Google Cloud Professional Cloud Developer — Question 215
Your team develops services that run on Google Cloud. You want to process messages sent to a Pub/Sub topic, and then store them. Each message must be processed exactly once to avoid duplication of data and any data conflicts. You need to use the cheapest and most simple solution. What should you do?
Answer options
- A. Process the messages with a Dataproc job, and write the output to storage.
- B. Process the messages with a Dataflow streaming pipeline using Apache Beam's PubSubIO package, and write the output to storage.
- C. Process the messages with a Cloud Function, and write the results to a BigQuery location where you can run a job to deduplicate the data.

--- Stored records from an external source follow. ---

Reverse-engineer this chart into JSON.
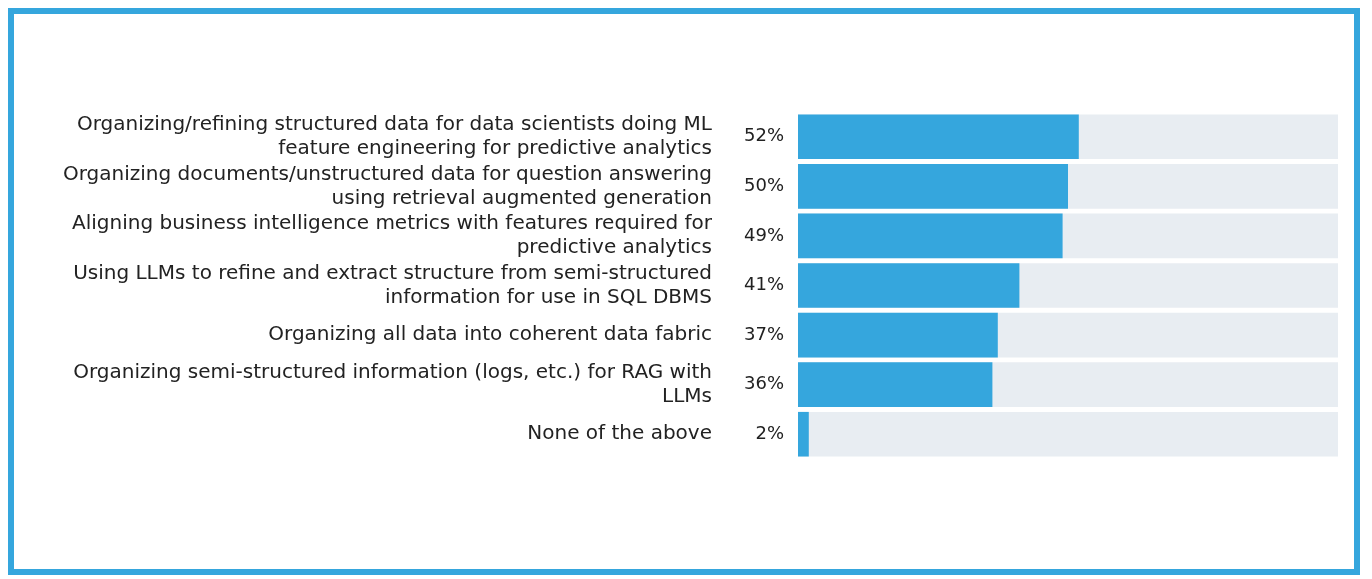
{
  "chart_data": {
    "type": "bar",
    "orientation": "horizontal",
    "categories": [
      "Organizing/refining structured data for data scientists doing ML feature engineering for predictive analytics",
      "Organizing documents/unstructured data for question answering using retrieval augmented generation",
      "Aligning business intelligence metrics with features required for predictive analytics",
      "Using LLMs to refine and extract structure from semi-structured information for use in SQL DBMS",
      "Organizing all data into coherent data fabric",
      "Organizing semi-structured information (logs, etc.) for RAG with LLMs",
      "None of the above"
    ],
    "values": [
      52,
      50,
      49,
      41,
      37,
      36,
      2
    ],
    "value_labels": [
      "52%",
      "50%",
      "49%",
      "41%",
      "37%",
      "36%",
      "2%"
    ],
    "color": "#35a6dd",
    "xlim": [
      0,
      100
    ],
    "tick_labels": "y",
    "grid": false,
    "legend": false
  }
}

- D. Retrieve the messages with a Dataflow streaming pipeline, store them in Cloud Bigtable, and use another Dataflow streaming pipeline to deduplicate messages.
Correct answer: B
Explanation
The correct answer is B because using a Dataflow streaming pipeline with Apache Beam's PubSubIO allows for exactly-once processing, which meets the requirement of avoiding data duplication. Option A involves Dataproc, which is more complex and potentially more costly. Option C uses a Cloud Function, which may not guarantee exactly-once processing without additional deduplication logic. Option D adds unnecessary complexity by involving multiple Dataflow pipelines for deduplication.